Après une bonne demi-heure de ce manège ou j’avais voulu lui donner l’impression qu’il avait affaire à un amateur expérimenté, il partit d’un grand éclat de rire et, s’identifiant, il me dit qu’il était lui-même amateur depuis fort longtemps sous l’indicatif VE2NQ. Puis, il ajouta qu’il m’avait entendu demander sur les ondes un condensateur variable qu’il avait comme par hasard en sa possession chez lui. Il ne demeurait pas très loin de chez moi et partit subito presto chercher ce condensateur tant convoité.
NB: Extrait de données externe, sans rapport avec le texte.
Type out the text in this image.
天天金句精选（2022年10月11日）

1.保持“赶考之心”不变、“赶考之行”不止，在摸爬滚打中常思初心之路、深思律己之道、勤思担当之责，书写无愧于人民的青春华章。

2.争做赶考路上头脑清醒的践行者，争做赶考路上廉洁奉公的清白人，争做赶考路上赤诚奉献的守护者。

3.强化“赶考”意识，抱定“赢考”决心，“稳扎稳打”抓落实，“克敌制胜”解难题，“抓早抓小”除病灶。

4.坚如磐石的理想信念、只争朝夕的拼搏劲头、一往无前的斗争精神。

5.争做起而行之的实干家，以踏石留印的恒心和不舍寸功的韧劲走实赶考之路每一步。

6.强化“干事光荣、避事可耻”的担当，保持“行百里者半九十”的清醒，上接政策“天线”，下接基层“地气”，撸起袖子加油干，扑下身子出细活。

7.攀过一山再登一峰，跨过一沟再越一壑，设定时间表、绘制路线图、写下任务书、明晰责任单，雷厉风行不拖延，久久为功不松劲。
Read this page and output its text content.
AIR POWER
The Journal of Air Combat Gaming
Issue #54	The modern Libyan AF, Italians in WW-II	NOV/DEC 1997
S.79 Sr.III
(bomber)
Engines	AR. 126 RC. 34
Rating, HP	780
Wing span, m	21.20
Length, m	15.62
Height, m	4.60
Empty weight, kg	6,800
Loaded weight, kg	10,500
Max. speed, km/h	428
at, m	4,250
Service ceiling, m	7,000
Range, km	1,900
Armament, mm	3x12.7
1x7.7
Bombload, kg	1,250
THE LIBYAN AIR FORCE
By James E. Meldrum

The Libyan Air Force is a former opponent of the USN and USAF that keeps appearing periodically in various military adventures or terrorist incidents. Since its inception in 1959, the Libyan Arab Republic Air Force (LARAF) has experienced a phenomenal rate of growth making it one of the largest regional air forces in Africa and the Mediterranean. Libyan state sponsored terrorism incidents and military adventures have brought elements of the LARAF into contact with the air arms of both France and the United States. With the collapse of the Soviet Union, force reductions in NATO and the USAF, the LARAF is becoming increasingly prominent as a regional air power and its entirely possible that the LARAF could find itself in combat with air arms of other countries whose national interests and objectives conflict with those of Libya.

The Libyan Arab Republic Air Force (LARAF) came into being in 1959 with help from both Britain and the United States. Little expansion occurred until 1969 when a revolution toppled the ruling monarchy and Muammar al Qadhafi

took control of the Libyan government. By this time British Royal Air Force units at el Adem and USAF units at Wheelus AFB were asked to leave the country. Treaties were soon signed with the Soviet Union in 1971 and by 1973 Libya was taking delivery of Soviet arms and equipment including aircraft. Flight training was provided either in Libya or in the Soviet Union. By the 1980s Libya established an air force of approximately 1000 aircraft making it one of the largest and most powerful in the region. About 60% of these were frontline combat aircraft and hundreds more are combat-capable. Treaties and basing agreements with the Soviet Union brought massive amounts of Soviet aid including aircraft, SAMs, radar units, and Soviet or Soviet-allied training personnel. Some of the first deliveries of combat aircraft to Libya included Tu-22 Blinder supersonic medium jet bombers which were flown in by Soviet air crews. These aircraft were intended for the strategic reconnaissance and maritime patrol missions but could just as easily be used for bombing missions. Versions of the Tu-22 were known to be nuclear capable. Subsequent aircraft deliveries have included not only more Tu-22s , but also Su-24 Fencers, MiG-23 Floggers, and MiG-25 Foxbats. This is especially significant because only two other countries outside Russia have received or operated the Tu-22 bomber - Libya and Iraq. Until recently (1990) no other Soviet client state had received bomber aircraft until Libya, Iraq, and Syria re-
Il revint en effet une heure plus tard avec la pièce en question qu’il me vendit pour la somme de 10 dollars et il disparut de la même manière qu’il était venu.

Ce bonhomme était reconnu dans le milieu amateur comme un spécialiste des tours pendables et je m’étais fait prendre à son jeux comme un gamin. J’ai appris par la suite que je n’étais pas le seul à avoir goûté à sa médecine. En plus, le condensateur variable dont il s’était débarrassé avait probablement fait la guerre de 1914 car il était inutilisable.

Quand cet amplificateur  linéaire fut enfin complété, je n’eus même pas à le raccorder à un émetteur. Il partait en oscillation tout seul. Il transmettait très bien  sur toutes les bandes, mais sur toutes les bandes en même temps. Il fut démonté pour en récupérer les pièces.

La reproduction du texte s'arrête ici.